The unfortunate reality is that deciding whether or not to allow an HIV-infected athlete to participate is often as much a matter of the athletic administrator's fear of transmission as it is the statistically small chance that transmission will occur. When considering denying an athlete the opportunity to participate, administrators must be careful to base their decision on reasonable medical judgment rather than on speculation.
Current medical information about HIV transmission indicates that only athletes involved in high-risk activities pose any risk. While athletics in general might not be considered high-risk, an athletic director needs to consider whether certain sports (wrestling, for example) pose a greater risk of transmission than contact sports such as basketball, football or hockey - and therefore, whether certain sports require special regulations.
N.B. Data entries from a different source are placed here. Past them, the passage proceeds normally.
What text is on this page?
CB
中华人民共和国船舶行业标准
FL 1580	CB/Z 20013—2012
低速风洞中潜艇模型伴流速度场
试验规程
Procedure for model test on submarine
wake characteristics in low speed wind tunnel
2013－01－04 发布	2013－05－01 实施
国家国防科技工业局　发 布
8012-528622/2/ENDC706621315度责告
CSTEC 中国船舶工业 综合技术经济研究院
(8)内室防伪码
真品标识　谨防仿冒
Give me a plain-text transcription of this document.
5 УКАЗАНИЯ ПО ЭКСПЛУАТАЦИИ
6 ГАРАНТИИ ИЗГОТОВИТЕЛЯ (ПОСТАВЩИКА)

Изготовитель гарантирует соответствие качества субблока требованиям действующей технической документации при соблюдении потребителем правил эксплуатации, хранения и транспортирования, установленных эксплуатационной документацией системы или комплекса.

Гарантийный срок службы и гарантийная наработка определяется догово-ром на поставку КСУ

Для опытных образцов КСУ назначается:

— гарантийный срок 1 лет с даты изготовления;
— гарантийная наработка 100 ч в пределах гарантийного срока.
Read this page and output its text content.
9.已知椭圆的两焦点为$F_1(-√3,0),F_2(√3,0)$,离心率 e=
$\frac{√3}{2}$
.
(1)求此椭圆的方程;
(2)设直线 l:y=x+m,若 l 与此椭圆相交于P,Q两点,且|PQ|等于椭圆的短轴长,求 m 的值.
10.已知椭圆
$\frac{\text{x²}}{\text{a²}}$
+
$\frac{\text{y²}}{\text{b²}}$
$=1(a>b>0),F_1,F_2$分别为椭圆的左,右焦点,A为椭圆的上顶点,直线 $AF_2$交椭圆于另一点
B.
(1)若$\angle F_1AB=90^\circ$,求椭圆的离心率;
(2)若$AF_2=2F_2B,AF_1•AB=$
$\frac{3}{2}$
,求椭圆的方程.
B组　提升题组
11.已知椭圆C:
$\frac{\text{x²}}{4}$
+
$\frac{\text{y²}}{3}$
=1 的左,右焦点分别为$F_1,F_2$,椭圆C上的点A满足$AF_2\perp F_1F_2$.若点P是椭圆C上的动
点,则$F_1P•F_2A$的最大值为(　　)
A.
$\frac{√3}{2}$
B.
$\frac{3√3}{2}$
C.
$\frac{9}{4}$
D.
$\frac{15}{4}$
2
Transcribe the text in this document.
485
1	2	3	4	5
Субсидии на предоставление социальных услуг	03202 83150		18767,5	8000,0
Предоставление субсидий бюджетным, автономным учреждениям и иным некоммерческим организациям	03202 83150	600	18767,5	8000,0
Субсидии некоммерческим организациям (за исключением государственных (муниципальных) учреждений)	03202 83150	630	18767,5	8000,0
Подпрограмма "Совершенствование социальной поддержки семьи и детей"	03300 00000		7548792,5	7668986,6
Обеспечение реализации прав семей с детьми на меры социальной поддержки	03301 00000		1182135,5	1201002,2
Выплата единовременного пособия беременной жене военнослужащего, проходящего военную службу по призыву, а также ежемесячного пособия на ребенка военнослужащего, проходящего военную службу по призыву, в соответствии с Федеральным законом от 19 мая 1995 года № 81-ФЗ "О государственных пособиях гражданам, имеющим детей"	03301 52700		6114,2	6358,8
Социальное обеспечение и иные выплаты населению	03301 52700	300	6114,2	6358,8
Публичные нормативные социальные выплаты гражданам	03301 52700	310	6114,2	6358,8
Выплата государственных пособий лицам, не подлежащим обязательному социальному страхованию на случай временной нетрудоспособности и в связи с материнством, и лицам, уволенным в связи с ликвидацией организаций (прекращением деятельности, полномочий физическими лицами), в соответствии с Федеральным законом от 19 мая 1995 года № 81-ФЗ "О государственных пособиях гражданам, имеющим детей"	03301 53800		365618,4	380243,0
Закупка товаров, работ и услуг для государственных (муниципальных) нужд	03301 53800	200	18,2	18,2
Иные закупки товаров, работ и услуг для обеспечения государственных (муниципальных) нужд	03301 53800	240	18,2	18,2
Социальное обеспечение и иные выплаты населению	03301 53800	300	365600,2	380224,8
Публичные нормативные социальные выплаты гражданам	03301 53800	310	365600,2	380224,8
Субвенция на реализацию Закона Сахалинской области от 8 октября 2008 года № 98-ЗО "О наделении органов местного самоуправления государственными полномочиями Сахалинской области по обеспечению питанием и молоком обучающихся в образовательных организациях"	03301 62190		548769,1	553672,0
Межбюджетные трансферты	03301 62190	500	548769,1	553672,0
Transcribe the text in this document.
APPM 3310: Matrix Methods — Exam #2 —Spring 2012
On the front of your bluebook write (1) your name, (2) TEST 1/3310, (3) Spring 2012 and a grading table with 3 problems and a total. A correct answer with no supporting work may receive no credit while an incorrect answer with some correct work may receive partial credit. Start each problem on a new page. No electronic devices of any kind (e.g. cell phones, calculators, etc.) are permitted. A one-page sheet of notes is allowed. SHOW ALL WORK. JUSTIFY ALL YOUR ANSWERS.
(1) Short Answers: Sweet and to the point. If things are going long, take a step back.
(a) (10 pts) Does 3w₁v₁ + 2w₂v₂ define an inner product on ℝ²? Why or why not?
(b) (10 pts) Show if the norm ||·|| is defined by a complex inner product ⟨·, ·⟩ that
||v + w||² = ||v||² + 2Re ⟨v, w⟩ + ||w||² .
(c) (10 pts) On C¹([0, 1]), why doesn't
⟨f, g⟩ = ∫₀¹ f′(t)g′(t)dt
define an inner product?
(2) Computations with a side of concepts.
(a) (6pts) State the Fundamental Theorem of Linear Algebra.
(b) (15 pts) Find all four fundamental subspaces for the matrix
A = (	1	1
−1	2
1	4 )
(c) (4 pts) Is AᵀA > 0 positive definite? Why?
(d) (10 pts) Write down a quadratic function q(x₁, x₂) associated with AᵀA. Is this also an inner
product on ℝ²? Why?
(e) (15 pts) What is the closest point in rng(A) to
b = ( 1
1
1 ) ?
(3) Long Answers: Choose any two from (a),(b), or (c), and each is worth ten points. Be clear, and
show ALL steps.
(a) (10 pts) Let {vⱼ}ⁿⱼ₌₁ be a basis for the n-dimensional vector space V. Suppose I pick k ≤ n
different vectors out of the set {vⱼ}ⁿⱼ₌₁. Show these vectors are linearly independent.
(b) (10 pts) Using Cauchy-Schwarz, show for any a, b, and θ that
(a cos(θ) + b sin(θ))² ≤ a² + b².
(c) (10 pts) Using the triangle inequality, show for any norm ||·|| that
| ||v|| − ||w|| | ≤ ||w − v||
A final question an administrator might ask is whether there are any reasonable accommodations that could be made to eliminate the risk of transmission to non-infected athletes. Since both Section 504 and ADA require that reasonable accommodations be made to remove barriers that hinder the participation of handicapped individuals, any minor changes that can be made to the activity that would allow infected athletes to participate clearly must and should be made.